On Thu, 7 Jul 2016, Eric Dumazet wrote:

> > @@ -1440,6 +1441,7 @@ static int tc_dump_qdisc_root(struct Qdisc *root, struct sk_buff *skb,
> > {
> > int ret = 0, q_idx = *q_idx_p;
> > struct Qdisc *q;
> > + int b;
> >
> > if (!root)
> > return 0;
> > @@ -1454,7 +1456,7 @@ static int tc_dump_qdisc_root(struct Qdisc *root, struct sk_buff *skb,
> > goto done;
> > q_idx++;
> > }
> > - list_for_each_entry(q, &root->list, list) {
> > + hash_for_each(qdisc_dev(root)->qdisc_hash, b, q, hash) {
> > if (q_idx < s_q_idx) {
> > q_idx++;
> > continue;
> > @@ -1771,6 +1773,7 @@ static int tc_dump_tclass_root(struct Qdisc *root, struct sk_buff *skb,
> > int *t_p, int s_t)
> > {
> > struct Qdisc *q;
> > + int b;
> >
> > if (!root)
> > return 0;
> > @@ -1778,7 +1781,7 @@ static int tc_dump_tclass_root(struct Qdisc *root, struct sk_buff *skb,
> > if (tc_dump_tclass_qdisc(root, skb, tcm, cb, t_p, s_t) < 0)
> > return -1;
> >
> > - list_for_each_entry(q, &root->list, list) {
> > + hash_for_each_rcu(qdisc_dev(root)->qdisc_hash, b, q, hash) {
> > if (tc_dump_tclass_qdisc(q, skb, tcm, cb, t_p, s_t) < 0)
> > return -1;
> > }
>
>
> Not sure why you used the rcu version here, but the non rcu version in
> tc_dump_qdisc_root()

Good catch.

Actually even the current code is odd in this regard --
qdisc_match_from_root() uses RCU iterator, while tc_dump_*() use the
non-RCU one; addition and deletion is performed using RCU primitives.

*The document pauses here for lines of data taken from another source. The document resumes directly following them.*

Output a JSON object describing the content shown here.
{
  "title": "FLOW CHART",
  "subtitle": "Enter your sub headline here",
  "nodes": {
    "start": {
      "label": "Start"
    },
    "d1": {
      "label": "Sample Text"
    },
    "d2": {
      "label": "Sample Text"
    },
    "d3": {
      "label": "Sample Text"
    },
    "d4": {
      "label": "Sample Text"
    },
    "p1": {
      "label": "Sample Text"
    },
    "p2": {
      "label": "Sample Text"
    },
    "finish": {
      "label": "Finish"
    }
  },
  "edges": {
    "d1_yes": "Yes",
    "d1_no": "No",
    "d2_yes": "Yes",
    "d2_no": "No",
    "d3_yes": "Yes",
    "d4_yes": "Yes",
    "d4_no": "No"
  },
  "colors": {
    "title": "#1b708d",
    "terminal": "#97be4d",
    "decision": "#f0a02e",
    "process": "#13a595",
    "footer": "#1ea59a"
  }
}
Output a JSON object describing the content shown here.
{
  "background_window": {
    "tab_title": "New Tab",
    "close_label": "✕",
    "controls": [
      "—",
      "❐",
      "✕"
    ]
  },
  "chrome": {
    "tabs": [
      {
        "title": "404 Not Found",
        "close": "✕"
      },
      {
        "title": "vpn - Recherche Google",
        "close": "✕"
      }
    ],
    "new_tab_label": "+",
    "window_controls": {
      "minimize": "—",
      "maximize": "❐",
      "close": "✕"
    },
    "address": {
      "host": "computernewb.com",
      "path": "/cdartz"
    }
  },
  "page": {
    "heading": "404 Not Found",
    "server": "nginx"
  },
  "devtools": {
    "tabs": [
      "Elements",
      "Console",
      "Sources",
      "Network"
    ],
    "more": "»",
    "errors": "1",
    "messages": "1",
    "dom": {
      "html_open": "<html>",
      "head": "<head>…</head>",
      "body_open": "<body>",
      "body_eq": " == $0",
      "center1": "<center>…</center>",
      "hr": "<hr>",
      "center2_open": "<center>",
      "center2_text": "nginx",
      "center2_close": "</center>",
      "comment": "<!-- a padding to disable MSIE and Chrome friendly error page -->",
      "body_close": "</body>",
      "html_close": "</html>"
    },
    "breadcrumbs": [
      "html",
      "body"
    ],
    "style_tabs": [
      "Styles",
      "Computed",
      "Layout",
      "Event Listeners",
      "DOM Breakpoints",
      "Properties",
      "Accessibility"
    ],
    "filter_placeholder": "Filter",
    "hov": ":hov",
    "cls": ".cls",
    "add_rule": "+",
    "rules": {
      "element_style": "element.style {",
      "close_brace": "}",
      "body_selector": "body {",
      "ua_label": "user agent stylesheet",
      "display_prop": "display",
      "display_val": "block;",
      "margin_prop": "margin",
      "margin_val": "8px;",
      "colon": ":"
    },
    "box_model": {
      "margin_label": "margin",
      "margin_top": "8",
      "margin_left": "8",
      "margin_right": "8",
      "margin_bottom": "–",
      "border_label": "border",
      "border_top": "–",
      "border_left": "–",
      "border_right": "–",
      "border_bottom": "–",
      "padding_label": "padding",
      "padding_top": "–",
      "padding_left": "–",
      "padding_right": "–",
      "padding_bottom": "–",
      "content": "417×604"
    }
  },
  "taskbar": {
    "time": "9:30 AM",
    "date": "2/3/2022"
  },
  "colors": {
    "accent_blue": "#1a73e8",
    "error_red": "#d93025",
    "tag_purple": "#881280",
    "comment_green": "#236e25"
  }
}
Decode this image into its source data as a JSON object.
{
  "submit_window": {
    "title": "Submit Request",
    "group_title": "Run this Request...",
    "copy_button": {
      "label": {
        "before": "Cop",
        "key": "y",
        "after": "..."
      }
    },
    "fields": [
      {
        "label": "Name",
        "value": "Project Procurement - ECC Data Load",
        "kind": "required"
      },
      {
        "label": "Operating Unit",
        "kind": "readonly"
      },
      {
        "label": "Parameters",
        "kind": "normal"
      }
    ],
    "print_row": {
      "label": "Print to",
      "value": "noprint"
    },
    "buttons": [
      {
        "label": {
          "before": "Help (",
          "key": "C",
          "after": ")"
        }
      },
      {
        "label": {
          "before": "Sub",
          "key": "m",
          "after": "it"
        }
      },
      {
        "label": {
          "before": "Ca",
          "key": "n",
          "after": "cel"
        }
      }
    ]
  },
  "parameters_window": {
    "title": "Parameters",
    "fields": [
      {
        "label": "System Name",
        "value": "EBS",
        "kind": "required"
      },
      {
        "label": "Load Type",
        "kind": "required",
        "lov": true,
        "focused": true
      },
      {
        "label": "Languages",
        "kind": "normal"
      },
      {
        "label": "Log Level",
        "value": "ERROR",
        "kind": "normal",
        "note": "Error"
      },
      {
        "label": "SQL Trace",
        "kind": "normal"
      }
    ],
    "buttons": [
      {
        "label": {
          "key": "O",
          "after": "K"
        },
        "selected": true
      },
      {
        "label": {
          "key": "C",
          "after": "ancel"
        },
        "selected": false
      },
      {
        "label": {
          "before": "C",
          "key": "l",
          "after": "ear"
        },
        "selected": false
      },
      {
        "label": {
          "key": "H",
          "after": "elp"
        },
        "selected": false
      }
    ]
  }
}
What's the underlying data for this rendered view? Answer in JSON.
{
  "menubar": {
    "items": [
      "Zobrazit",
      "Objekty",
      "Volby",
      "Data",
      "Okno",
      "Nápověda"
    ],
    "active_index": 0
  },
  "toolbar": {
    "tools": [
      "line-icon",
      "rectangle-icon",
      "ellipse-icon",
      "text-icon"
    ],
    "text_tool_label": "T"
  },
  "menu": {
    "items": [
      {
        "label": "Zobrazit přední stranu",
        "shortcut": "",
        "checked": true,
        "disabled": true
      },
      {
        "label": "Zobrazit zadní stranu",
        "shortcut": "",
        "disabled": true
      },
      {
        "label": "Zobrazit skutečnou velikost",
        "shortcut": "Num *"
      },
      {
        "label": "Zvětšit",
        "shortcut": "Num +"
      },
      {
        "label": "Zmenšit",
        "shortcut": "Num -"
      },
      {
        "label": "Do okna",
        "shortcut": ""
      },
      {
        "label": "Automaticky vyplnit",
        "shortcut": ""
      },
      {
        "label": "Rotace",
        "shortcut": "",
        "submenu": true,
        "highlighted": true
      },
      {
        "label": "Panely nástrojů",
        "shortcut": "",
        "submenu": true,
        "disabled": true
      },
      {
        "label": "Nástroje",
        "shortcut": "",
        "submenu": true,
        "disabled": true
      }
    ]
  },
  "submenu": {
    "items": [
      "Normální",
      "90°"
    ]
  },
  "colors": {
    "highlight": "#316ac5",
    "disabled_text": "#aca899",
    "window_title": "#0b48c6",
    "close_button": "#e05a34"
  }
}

I haven't got my head around this yet; if it's correct at all, it'd at
least deserve a comment somewhere.

I'll respin v2 of the patch (there is also a conflict on HASH_SIZE
definition in ip6_tunnel.c, ip6_gre.c and sit.c due to hashtable.h include
in netdevice.h that needs to be resolved as well) that'd make RCU usage
consistent.

Any other objections/comments? I was namely curious about any opinions
regarding the hashtable size.

Thanks,

--
Jiri Kosina
SUSE Labs